En el exterior, Esther y Hugh posaron ante la puerta principal para que yo les hiciera una fotografía. Cuando estaba a punto de apretar el disparador, la mariposa echó a volar y se alejó hacia el sol. Esther y yo contemplamos su trayectoria hasta que desapareció de la vista.

—¿Qué estáis mirando? —preguntó tío Ota, haciéndose visera con la mano—. ¿Una gaviota?

Esther se volvió hacia mí y sonrió, le temblaban las manos. Esperé a que desapareciera la humedad que le empañaba los ojos antes de hacer la fotografía.

Más tarde, cuando nos sentamos para celebrar el banquete de bodas, Esther se inclinó hacia mí y me tocó el brazo.

—Ahora lo comprendo —me susurró—. Él estaba intentando decirme que fuera feliz.

Cuando Stuart Doyle se enteró del éxito que habíamos cosechado en la costa sur con
El Valle de la Esmeralda
, recomendó a Australasian Films que la distribuyera aunque se tratara de una película muda. Las salas australianas se hallaban ante un dilema con las compañías cinematográficas sonoras estadounidenses que querían establecer un monopolio firmando carísimos contratos con los operadores locales. Los estadounidenses vendían a unos precios muy altos y solo las grandes empresas podían permitirse el equipo necesario para rodar películas sonoras. Las salas de las afueras todavía necesitaban películas mudas y seguirían así hasta que Australia desarrollara su propia tecnología sonora. Aquella era una pequeñísima oportunidad para que
El Valle de la Esmeralda
pudiera exhibirse a escala nacional, pero yo la aproveché. No hubo ningún estreno glamuroso ni publicidad, sino que el éxito de la película corrió rápidamente de boca en boca. En todos los lugares en los que se proyectó, Freddy recuperó su dignidad y se le reconoció como uno de los defensores de la causa de la industria nacional.

Irónicamente,
El Valle de la Esmeralda
generó beneficios para Australasian Films en Estados Unidos. «Parece que todavía existe un interés nostálgico entre el público por las películas mudas —le escribió Stuart Doyle a Robert—. Y, por supuesto, Estados Unidos es un mercado nacional de gran tamaño.»

El Valle de la Esmeralda
recaudó más beneficios para Australasian Films que
For the Term of His Natural Life
, que también se pasó de moda de la noche a la mañana. Dado que los costes de producción de nuestra película habían sido menores, el margen de beneficios fue mucho mayor.
For the Term of His Natural Life
, cuyo presupuesto se había disparado hasta alcanzar las sesenta mil libras, registró pérdidas.

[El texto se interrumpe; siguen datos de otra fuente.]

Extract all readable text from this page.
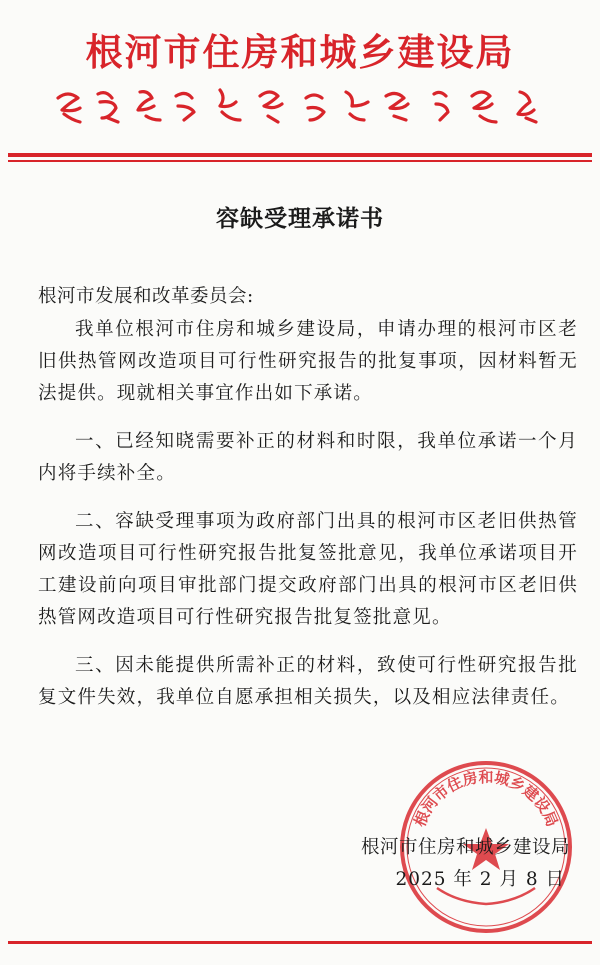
根河市住房和城乡建设局
容缺受理承诺书
根河市发展和改革委员会:
我单位根河市住房和城乡建设局，申请办理的根河市区老旧供热管网改造项目可行性研究报告的批复事项，因材料暂无法提供。现就相关事宜作出如下承诺。
一、已经知晓需要补正的材料和时限，我单位承诺一个月内将手续补全。
二、容缺受理事项为政府部门出具的根河市区老旧供热管网改造项目可行性研究报告批复签批意见，我单位承诺项目开工建设前向项目审批部门提交政府部门出具的根河市区老旧供热管网改造项目可行性研究报告批复签批意见。
三、因未能提供所需补正的材料，致使可行性研究报告批复文件失效，我单位自愿承担相关损失，以及相应法律责任。
根河市住房和城乡建设局
根河市住房和城乡建设局
2025 年 2 月 8 日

Stuart Doyle le ofreció a Hugh un trabajo permanente en los nuevos estudios Cinesound. Le dije que lo aceptara. Un salario fijo lo ayudaría a mantener a su nueva familia. Esther estaba embarazada.

El día del cumpleaños de Freddy de ese año, me quedé con tío Ota y Ranjana, que le habían comprado su casa a Esther cuando ella se casó con Hugh, y conduje hasta el cementerio de Waverley por la tarde para poner flores en la tumba de Freddy. Era algo que había hecho cada noviembre desde su muerte. El tiempo nuboso casaba perfectamente con mi estado de ánimo en lo que se había convertido en el día más triste de todo el año. Me estremecí cuando tuve las puertas del cementerio ante mí. Me recordaban al primer día que las había visto, cuando Freddy yació por primera vez en la tierra y le separaron de mí para siempre.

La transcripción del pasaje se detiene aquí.